B.3. Teknologi Informasi dan Komunikasi
Kemajuan yang pesat dari teknologi informasi dan komunikasi (TIK) mempengaruhi kegiatan ekonomi dan sosial. Kemajuan tersebut berdampak positif pada cara mengelola dan menjalankan perusahaan ataupun pemerintah. Akses yang meningkat terhadap TIK juga mempengaruhi cara orang bekerja, belajar, dan berkomunikasi.
Hal positif yang didapatkan dengan memanfaatkan TIK:
- mengurangi biaya transaksi
- mengurangi kendala waktu dan ruang
- melakukan produksi masal dari barang dan jasa yang customized
- menggantikan faktor produksi lainnya seperti kapital, tenaga kerja, material atau bahan baku.

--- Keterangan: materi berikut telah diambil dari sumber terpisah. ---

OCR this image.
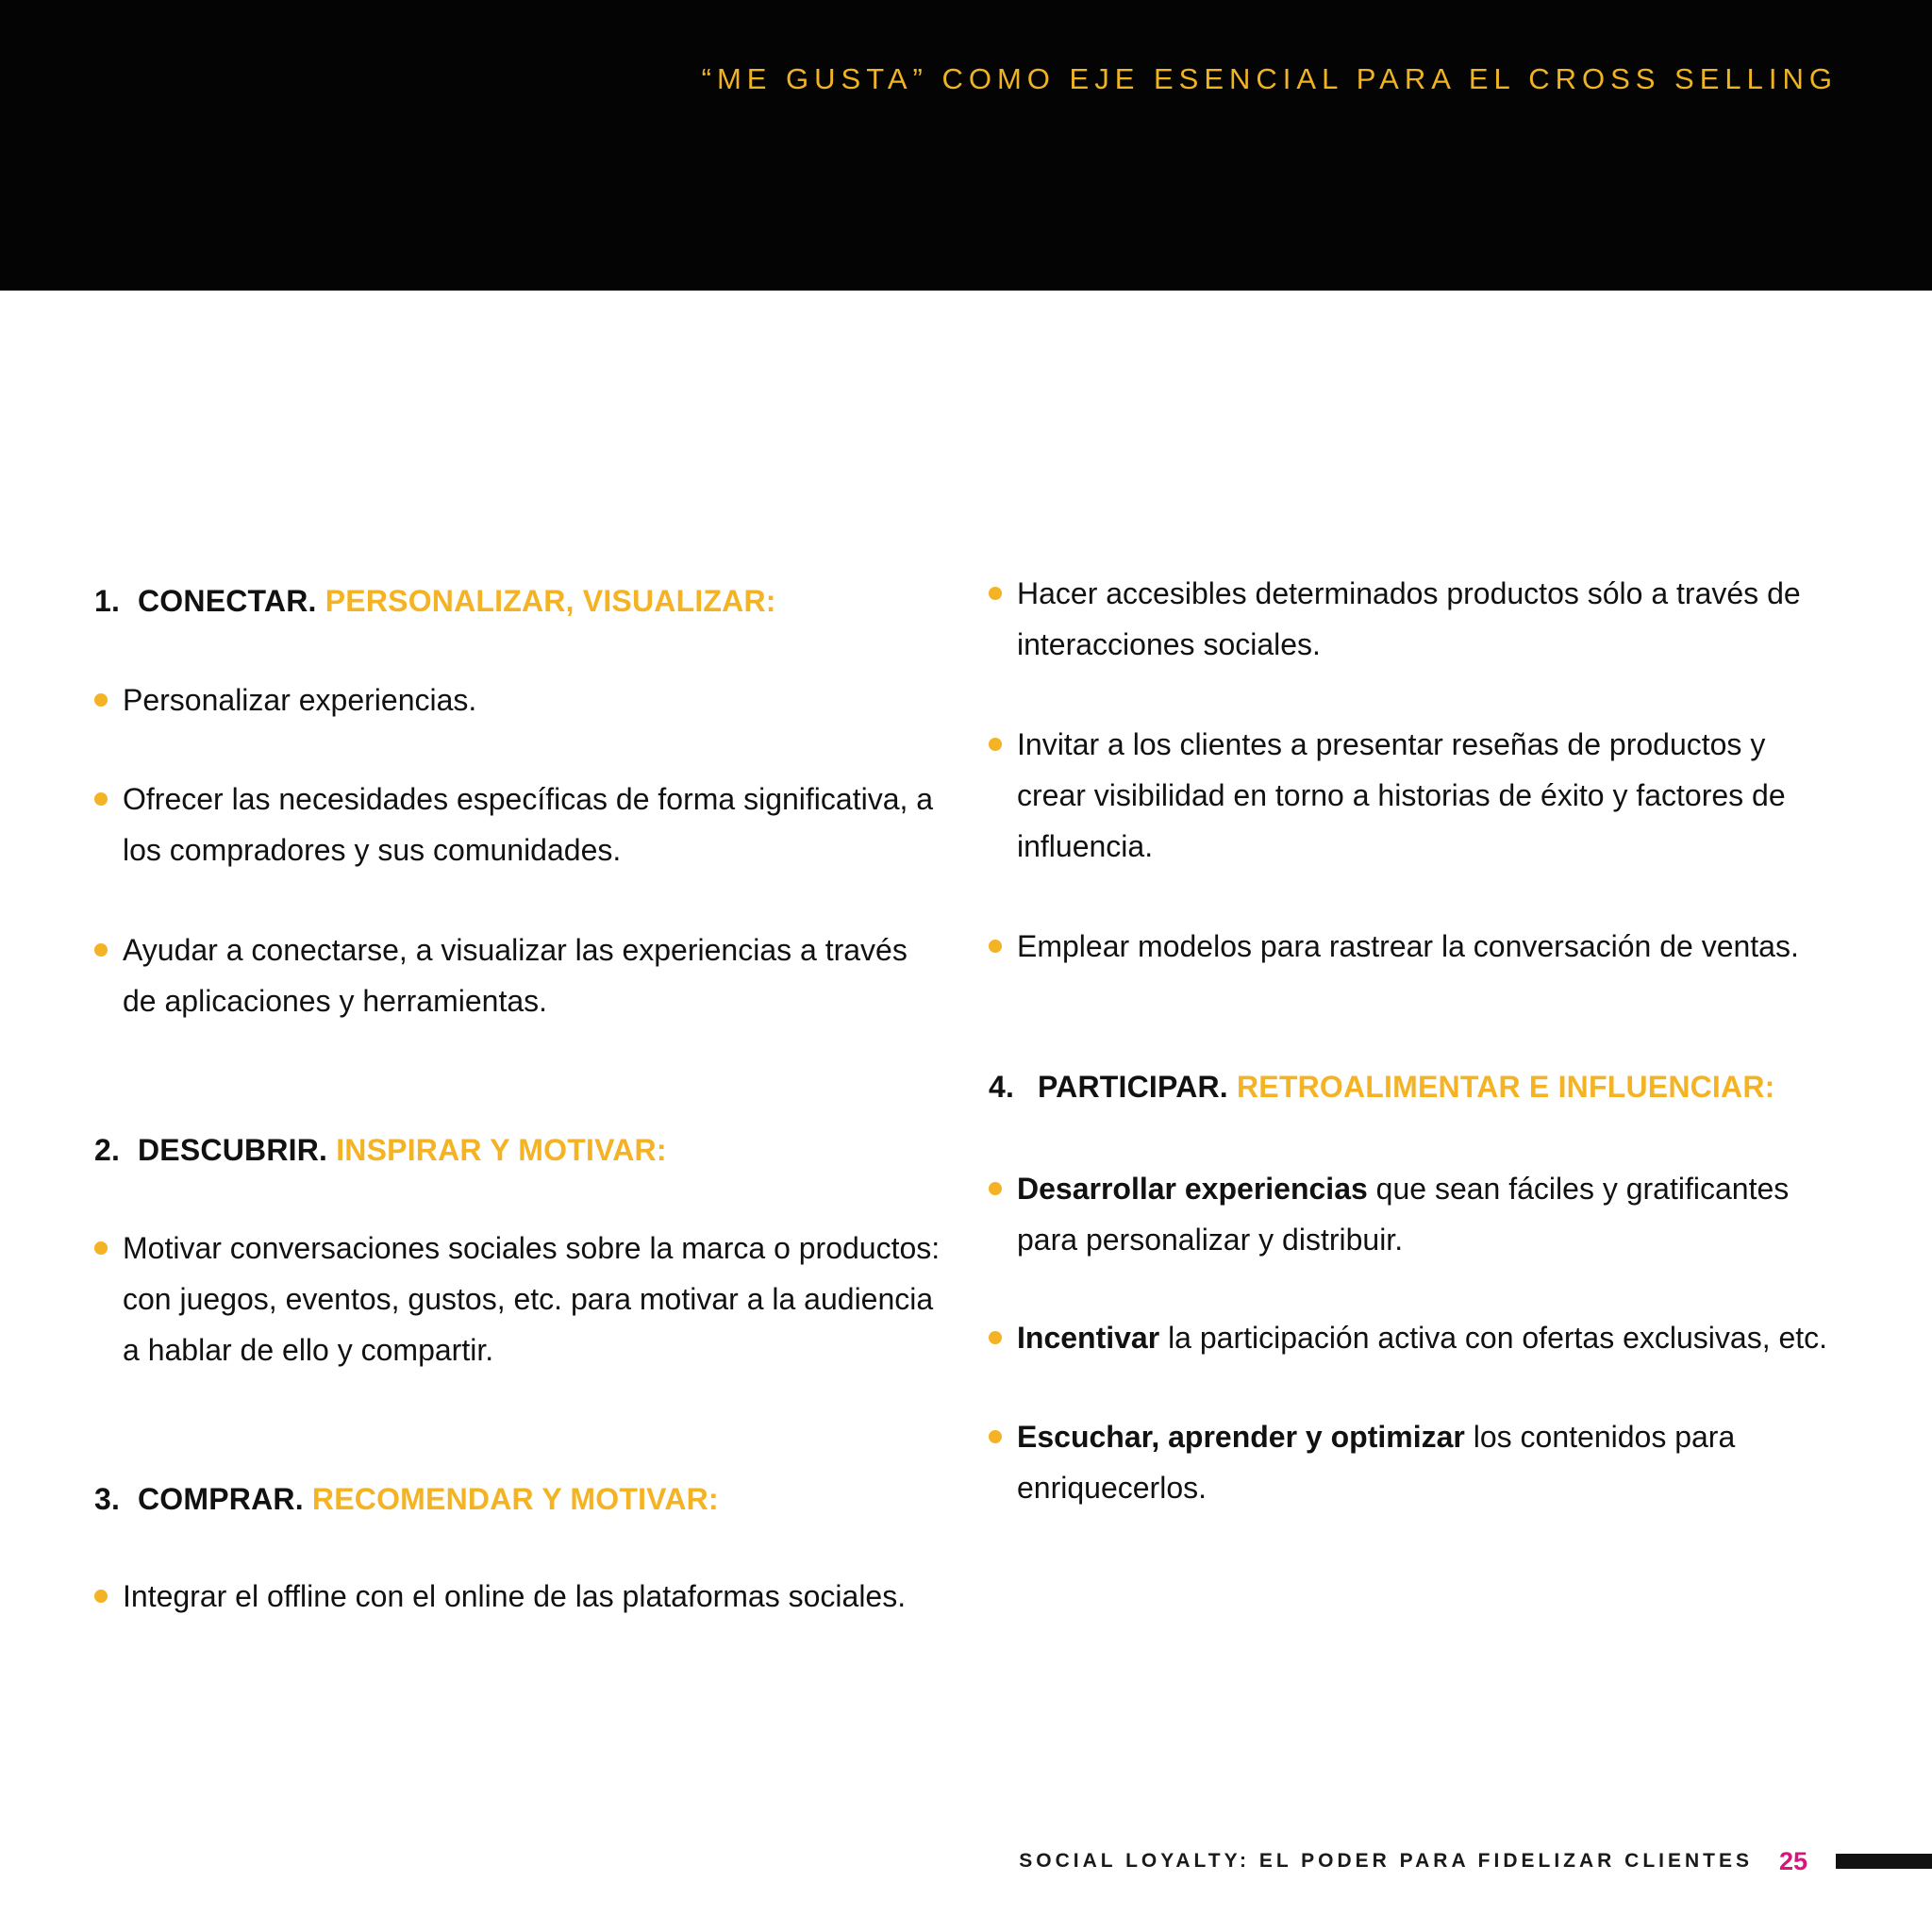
“ME GUSTA” COMO EJE ESENCIAL PARA EL CROSS SELLING
1. CONECTAR. PERSONALIZAR, VISUALIZAR:
Personalizar experiencias.
Ofrecer las necesidades específicas de forma significativa, a los compradores y sus comunidades.
Ayudar a conectarse, a visualizar las experiencias a través de aplicaciones y herramientas.
2. DESCUBRIR. INSPIRAR Y MOTIVAR:
Motivar conversaciones sociales sobre la marca o productos: con juegos, eventos, gustos, etc. para motivar a la audiencia a hablar de ello y compartir.
3. COMPRAR. RECOMENDAR Y MOTIVAR:
Integrar el offline con el online de las plataformas sociales.
Hacer accesibles determinados productos sólo a través de interacciones sociales.
Invitar a los clientes a presentar reseñas de productos y crear visibilidad en torno a historias de éxito y factores de influencia.
Emplear modelos para rastrear la conversación de ventas.
4. PARTICIPAR. RETROALIMENTAR E INFLUENCIAR:
Desarrollar experiencias que sean fáciles y gratificantes para personalizar y distribuir.
Incentivar la participación activa con ofertas exclusivas, etc.
Escuchar, aprender y optimizar los contenidos para enriquecerlos.
SOCIAL LOYALTY: EL PODER PARA FIDELIZAR CLIENTES 25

Berbagai hal positif dapat dicapai karena ilmu pengetahuan menjadi elemen dalam TIK dan hal tersebut menyebabkan daya saing menjadi hal yang penting. Karena dampak penggunaan TIK sangat signifikan dan karena TIK bergantung pada network, interconnectivity, interdependency, dan coordination yang efisien, maka TIK menjadi infrastruktur yang penting untuk ekonomi berbasis pengetahuan.
B.4. Sistem Inovasi
Ada tiga komponen penting dalam sistem inovasi, yaitu lembaga riset, universitas, dan industri. Keberadaan institusi-institusi ini secara fisik saja tidak cukup, tetapi yang lebih penting adalah sampai sejauh mana mereka dapat memanfaatkan, mengasimilasikan dan mengadaptasikan ilmu pengetahuan ditingkat yang terus berkembang untuk kebutuhan lokal, serta dapat menciptakan teknologi baru. Oleh karena itu, jaringan kerja dan interaksi antara ketiga komponen sistem inovasi tersebut sangat penting dalam ekonomi berbasis pengetahuan.